"Le ministre (Pierre Moscovici, ndlr) nous a indiqué qu'il était pour une baisse pour redonner du pouvoir d'achat, si cela se fait nous serons tout à satisfaits", a déclaré à l'issue de la réunion président de la Confédération du nationale du logement (CNL), Serge Incerti Formentini.
Selon lui, M. Moscovici s'est engagé sur trois points : "une baisse" des prix à la pompe "dans les jours qui viennent" pour redonner du pouvoir d'achat, "un effort partagé" par les pétroliers, et ensuite "des mesures structurelles", notamment sur la fiscalité "car, a-t-il dit, on ne peut pas rester sur des mesures provisoires et il faut aller beaucoup plus loin". Concernant la baisse des prix, "il n'a pas donné de chiffres, (mais) il nous a dit que la baisse interviendrait très rapidement, et il nous reverra dans les prochains jours pour faire le point sur cette question et mettre en place un comité de suivi", a ajouté.

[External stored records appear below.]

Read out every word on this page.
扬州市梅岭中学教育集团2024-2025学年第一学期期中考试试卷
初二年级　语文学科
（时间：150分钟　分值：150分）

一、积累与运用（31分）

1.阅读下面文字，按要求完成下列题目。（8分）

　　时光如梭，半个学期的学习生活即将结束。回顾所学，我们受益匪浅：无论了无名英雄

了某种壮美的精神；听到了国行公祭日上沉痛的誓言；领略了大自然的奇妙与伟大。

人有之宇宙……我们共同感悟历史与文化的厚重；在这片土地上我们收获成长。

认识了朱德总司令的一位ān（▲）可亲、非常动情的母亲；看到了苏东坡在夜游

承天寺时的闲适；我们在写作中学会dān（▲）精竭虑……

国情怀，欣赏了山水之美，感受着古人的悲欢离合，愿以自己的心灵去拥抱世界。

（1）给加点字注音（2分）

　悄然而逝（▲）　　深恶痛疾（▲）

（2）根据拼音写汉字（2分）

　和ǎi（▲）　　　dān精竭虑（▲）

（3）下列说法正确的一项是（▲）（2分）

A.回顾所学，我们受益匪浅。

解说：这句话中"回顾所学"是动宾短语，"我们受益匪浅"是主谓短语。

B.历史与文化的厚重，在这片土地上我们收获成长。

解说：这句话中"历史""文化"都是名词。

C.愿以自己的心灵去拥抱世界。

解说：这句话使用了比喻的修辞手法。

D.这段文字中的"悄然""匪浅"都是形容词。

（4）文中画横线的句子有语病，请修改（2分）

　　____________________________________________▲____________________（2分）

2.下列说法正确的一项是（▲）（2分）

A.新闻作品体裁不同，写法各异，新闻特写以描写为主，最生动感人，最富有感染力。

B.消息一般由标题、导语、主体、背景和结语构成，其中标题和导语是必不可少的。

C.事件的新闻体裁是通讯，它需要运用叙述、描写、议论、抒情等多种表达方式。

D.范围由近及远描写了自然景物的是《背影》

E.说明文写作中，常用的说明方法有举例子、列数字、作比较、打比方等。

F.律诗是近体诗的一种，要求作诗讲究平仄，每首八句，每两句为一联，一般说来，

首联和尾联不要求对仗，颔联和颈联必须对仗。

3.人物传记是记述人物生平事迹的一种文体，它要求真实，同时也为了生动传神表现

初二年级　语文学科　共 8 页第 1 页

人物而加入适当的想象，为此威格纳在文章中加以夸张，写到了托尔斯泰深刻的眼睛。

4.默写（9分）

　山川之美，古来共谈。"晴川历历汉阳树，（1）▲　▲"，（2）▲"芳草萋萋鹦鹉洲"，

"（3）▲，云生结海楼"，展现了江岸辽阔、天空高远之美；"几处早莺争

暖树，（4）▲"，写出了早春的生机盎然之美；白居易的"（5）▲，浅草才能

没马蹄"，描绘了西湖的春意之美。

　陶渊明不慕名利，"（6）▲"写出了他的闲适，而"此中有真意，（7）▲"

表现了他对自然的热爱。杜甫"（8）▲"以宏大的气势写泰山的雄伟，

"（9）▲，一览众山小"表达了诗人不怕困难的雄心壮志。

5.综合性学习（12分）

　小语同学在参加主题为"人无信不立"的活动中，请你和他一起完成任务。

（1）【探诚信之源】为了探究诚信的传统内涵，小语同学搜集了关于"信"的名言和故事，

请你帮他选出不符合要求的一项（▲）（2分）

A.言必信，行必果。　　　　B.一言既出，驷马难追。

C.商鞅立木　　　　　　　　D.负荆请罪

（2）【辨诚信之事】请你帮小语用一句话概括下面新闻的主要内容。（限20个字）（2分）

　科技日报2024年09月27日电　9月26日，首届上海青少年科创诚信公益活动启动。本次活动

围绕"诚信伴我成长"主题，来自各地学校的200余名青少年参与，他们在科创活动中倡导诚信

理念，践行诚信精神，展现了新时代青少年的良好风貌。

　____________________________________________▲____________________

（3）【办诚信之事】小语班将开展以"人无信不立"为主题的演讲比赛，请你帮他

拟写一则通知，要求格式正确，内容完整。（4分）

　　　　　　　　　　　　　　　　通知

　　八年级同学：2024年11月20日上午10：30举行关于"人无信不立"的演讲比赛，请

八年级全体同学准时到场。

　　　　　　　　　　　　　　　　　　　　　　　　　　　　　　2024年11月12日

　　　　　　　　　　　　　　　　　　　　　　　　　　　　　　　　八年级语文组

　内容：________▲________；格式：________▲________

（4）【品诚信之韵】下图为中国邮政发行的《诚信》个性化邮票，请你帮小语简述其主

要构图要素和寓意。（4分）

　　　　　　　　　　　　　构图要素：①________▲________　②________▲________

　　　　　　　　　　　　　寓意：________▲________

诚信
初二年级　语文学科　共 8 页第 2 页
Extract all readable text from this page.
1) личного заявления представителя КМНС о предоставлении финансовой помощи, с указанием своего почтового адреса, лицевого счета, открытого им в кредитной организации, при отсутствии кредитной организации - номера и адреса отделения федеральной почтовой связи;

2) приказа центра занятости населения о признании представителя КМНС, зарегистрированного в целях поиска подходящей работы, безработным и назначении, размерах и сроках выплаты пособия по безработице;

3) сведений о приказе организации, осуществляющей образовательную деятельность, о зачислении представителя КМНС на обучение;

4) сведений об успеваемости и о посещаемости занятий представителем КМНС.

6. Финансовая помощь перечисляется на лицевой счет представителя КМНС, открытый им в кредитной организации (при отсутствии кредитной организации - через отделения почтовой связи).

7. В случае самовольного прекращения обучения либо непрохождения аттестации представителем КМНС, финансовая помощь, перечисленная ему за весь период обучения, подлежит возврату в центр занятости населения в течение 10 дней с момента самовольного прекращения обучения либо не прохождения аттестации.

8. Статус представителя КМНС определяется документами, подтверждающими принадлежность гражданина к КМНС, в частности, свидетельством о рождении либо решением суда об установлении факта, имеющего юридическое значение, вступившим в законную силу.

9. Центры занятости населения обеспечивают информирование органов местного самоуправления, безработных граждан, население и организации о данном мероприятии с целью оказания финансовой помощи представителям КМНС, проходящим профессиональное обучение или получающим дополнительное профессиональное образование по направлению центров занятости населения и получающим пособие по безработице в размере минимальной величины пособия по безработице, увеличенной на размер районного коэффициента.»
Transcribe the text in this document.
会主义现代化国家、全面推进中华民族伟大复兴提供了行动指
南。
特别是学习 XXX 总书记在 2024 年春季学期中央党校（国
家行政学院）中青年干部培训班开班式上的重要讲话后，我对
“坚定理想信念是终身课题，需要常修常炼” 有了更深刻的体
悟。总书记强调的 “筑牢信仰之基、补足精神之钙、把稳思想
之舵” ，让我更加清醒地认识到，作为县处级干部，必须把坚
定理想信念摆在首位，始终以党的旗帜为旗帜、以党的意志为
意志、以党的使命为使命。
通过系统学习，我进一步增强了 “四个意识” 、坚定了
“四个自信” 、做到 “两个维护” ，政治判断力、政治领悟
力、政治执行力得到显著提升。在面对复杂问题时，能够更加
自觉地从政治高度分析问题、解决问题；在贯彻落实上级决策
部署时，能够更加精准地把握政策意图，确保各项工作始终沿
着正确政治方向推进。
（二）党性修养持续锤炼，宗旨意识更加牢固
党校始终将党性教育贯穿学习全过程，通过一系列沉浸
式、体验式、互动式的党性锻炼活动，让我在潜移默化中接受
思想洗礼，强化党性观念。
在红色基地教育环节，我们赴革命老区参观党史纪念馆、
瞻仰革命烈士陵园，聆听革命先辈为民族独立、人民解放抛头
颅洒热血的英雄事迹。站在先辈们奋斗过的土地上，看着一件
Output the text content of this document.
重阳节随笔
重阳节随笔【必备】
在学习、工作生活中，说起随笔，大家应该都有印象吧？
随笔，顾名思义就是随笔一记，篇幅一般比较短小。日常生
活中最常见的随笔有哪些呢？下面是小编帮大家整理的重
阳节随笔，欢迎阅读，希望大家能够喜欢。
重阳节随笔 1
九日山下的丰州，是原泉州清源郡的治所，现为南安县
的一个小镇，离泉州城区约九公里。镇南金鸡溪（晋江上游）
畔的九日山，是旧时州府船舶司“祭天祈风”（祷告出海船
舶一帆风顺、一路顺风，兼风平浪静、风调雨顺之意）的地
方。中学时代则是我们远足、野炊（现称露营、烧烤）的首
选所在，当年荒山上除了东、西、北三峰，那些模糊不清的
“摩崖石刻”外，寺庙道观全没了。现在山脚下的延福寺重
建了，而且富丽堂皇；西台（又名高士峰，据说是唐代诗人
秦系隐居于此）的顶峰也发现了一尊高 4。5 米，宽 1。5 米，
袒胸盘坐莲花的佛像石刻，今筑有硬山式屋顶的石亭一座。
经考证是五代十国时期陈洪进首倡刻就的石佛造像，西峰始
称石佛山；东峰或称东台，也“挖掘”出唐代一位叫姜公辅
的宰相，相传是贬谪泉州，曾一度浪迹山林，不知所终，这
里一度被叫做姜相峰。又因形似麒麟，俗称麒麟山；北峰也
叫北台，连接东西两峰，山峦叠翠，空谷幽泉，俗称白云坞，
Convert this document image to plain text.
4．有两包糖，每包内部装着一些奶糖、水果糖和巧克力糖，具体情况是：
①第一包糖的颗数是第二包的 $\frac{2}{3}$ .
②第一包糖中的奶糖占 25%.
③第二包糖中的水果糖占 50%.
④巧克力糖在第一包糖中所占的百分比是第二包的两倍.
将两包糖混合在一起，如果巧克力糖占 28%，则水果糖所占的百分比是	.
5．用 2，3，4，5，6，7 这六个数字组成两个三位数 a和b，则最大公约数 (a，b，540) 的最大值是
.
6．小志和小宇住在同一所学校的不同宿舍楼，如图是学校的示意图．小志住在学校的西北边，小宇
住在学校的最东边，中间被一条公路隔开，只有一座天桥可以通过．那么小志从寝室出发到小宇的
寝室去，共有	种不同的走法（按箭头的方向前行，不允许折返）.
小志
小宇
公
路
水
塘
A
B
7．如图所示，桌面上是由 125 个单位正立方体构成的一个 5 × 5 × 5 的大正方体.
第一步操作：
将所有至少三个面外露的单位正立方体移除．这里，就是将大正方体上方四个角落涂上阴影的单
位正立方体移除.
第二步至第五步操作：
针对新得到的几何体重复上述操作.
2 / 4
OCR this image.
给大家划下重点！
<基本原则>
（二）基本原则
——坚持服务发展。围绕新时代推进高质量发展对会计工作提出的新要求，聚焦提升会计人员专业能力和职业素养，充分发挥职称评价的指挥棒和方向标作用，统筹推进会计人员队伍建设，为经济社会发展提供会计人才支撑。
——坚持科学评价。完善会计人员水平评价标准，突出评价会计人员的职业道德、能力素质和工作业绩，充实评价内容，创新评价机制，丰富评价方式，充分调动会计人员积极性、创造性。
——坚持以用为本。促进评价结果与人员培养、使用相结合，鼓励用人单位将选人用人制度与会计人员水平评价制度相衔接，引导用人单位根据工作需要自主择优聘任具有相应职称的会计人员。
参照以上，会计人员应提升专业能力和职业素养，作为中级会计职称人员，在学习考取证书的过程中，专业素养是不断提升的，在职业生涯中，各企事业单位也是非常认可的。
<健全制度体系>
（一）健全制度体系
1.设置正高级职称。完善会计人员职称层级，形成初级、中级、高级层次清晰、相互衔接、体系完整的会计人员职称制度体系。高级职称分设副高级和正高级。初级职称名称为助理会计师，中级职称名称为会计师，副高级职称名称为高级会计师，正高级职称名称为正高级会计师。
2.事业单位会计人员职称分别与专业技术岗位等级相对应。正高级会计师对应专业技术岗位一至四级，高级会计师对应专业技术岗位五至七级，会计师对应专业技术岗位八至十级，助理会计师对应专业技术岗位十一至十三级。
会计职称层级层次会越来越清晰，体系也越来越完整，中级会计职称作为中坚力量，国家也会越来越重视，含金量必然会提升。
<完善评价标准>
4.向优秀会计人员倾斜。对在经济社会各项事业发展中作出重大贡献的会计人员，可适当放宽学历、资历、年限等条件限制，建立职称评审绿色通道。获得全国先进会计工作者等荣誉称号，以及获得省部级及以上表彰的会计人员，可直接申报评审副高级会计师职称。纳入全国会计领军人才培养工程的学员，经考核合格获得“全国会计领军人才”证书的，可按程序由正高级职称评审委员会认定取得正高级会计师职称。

"Tout ce que l'on sait, c'est que le prix de l'essence baissera mais il n'y a vraiment aucun engagement, si ce n'est de faire quelque chose", a déclaré de son côté Reine-Claude Mader, président de la CLCV. "Ce quelque chose, on aimerait bien savoir ce que c'est, parce que si c'est comme on nous l'a dit à une certaine période un ou deux centimes, je pense que les gens auront une déception", a-t-elle poursuivi. "Discuter, c'est bien joli, mais on a besoin de choses concrètes", a-t-elle encore ajouté, se disant personnellement un peu déçue.
"Ce qui est à peu près sûr, c'est que dans les jours qui viennent le prix des carburants va baisser de quelques centimes mais nous sommes certains que ne sera pas suffisant et nous avons peur que cette légère baisse suscite beaucoup de désillusions", a réagi de son côté Michel Frechet, président de la Confédération générale du logement.
"L'augmentation des prix des carburants vient s'ajouter à de nombreuses augmentations (...) et comme je l'ai rappelé, ça suffit, il faut arrêter le massacre", a-t-il ajouté.